Die Sportregion wird am 14. Mai im Stuttgarter Rathaus gegründet. Mit 60 Mitgliedern gestartet, sind es heute 100: 54 Städte und Gemeinden, 38 Sportfachverbände, sechs Sportkreise, der Olympiastützpunkt und der Verband Region Stuttgart. Vorsitzende waren vom Start bis 2002 der Ludwigsburger OB Christof Eichert, danach bis 2012 der Sindelfinger OB Bernd Vöhringer und seitdem OB Matthias Klopfer.

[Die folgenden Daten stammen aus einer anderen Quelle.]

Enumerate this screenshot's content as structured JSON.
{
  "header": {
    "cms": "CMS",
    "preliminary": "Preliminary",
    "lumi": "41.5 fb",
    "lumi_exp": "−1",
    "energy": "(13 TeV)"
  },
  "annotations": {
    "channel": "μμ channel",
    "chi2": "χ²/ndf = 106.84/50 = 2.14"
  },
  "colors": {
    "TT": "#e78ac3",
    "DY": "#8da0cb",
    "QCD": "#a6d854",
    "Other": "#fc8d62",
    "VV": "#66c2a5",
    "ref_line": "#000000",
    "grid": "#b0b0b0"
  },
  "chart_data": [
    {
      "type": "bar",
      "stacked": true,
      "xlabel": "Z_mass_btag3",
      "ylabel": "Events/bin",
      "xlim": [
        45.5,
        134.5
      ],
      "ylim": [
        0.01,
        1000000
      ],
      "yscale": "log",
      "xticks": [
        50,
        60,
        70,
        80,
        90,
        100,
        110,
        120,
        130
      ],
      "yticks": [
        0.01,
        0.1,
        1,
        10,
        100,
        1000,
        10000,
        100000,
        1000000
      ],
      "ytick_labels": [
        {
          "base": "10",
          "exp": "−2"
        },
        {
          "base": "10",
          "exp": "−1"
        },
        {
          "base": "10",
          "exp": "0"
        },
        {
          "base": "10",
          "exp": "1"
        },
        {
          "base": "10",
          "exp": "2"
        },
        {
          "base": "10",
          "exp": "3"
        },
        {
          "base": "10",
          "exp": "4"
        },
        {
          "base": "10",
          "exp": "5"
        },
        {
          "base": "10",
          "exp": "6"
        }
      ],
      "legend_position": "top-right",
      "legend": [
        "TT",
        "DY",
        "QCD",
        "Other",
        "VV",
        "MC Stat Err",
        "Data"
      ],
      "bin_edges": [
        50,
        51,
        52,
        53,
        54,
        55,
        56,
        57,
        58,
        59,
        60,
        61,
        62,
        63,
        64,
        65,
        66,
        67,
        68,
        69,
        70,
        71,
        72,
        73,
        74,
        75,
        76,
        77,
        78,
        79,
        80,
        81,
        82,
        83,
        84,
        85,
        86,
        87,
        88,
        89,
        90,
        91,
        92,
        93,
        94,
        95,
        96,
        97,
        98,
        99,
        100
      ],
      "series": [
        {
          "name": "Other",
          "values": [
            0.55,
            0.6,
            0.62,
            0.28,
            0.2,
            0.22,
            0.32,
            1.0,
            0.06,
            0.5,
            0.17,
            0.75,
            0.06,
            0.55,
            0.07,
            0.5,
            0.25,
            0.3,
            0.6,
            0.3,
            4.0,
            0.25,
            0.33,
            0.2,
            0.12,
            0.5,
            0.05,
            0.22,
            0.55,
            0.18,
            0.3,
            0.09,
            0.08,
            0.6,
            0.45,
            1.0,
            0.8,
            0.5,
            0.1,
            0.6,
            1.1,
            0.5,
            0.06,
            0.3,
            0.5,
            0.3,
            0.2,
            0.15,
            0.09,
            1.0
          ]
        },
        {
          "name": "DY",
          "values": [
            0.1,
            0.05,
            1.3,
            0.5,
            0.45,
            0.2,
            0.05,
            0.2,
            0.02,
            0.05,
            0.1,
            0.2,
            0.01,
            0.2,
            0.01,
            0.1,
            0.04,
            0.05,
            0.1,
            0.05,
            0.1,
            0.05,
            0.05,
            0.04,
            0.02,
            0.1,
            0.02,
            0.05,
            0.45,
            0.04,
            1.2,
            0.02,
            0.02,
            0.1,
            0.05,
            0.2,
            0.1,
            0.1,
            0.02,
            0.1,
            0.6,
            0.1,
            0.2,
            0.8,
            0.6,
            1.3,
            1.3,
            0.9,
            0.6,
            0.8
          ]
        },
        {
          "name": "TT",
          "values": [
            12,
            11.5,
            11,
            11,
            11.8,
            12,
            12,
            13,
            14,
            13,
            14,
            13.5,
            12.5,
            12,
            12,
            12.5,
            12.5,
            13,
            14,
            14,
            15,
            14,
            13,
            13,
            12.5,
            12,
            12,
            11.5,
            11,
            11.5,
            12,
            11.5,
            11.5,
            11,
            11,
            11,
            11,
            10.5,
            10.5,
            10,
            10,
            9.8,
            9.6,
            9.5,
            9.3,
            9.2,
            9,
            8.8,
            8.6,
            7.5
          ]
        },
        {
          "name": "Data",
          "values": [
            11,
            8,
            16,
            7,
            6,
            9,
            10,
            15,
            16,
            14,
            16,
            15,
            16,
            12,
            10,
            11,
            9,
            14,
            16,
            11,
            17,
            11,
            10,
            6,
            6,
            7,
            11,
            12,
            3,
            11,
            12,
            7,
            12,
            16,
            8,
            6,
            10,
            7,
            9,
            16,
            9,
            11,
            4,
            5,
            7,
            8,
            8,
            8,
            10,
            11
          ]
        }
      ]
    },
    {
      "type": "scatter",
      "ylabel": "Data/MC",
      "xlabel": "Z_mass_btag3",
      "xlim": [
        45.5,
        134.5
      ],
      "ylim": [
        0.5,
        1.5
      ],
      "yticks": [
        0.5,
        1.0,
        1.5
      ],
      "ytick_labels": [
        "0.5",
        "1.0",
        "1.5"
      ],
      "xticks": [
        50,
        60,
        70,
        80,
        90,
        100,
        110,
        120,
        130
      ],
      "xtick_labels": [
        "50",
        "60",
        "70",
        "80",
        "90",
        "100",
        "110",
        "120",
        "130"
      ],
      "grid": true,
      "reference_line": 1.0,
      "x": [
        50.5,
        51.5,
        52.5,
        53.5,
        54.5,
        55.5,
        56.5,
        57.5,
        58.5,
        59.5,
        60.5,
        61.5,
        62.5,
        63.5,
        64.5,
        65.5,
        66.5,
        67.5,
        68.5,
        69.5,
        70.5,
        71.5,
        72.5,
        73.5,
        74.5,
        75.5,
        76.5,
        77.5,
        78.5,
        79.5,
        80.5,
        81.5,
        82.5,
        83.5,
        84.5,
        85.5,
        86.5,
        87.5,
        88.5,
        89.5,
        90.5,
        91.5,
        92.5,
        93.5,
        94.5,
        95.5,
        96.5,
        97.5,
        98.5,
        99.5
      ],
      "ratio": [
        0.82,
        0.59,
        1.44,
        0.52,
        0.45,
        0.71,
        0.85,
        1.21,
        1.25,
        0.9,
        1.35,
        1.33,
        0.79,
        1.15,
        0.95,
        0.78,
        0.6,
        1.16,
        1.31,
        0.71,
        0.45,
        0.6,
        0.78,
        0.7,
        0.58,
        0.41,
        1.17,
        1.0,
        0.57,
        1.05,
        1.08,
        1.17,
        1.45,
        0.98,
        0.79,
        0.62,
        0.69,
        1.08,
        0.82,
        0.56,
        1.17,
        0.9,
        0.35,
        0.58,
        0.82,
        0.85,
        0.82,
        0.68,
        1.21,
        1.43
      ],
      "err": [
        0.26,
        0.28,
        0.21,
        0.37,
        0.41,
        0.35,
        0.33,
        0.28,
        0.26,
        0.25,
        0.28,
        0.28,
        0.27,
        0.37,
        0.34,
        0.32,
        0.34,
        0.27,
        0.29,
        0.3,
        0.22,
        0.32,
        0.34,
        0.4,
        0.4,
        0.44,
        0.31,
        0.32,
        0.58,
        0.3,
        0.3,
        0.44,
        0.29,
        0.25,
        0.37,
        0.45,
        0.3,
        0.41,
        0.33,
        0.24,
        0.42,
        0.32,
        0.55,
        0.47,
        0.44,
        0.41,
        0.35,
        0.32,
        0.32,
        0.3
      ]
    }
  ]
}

Umstrittene Geschäftsstelle

2006 erhält der Verein von der Regionalversammlung Geld für eine Geschäftsstelle, zunächst 250 000 Euro, 2017 dann 300 000 Euro und ab dem nächsten Jahr 330 000 Euro. Auf den ehrenamtlichen Gründungsgeschäftsführer Gunter H. Fahrion, heute noch einer von zwei Stellvertretern Klopfers, folgt der ehemalige Weltklassesprinter Marc-Oliver Kochan, den es nur elf Monate später zum Sportartikelhersteller Nike zieht. 2008 folgt ihm der Sportjournalist Michael Bofinger nach, dem die Regionalpolitiker bis heute eine gute Arbeit bescheinigen. Der Professionalisierung waren heiße Diskussionen vorausgegangen, da Freie Wähler, Grüne und FDP eine Doppelstruktur mit der Veranstaltungsgesellschaft in.Stuttgart witterten. Die Mehrheit von CDU und SPD setzte sich im November 2005 mit 18:11 Stimmen durch. Im vergangenen Jahr fiel der Beschluss zur Finanzierung der Sportregion über gleich fünf Jahre einstimmig.

Geförderte Olympioniken

Die Sportregion fördert Nachwuchssportler mit Aussicht auf eine Teilnahme an Olympischen Spielen mit Stipendien. Zu den Spielen geschafft haben es bisher Sprinter Tobias Unger (Athen 2004), Judoka Michaela Baschin sowie die Wasserballer Florian Naroska und Heiko Nossek (Peking 2008), Bogenschütze Camilo Mayr und Rollstuhlbasketballerin Maria Kühn (Goldmedaille) 2012 in London sowie Turnerin Tabea Alt und Paralympics-Kugelstoßer Niko Kappel (Gold) 2016 in Rio de Janeiro.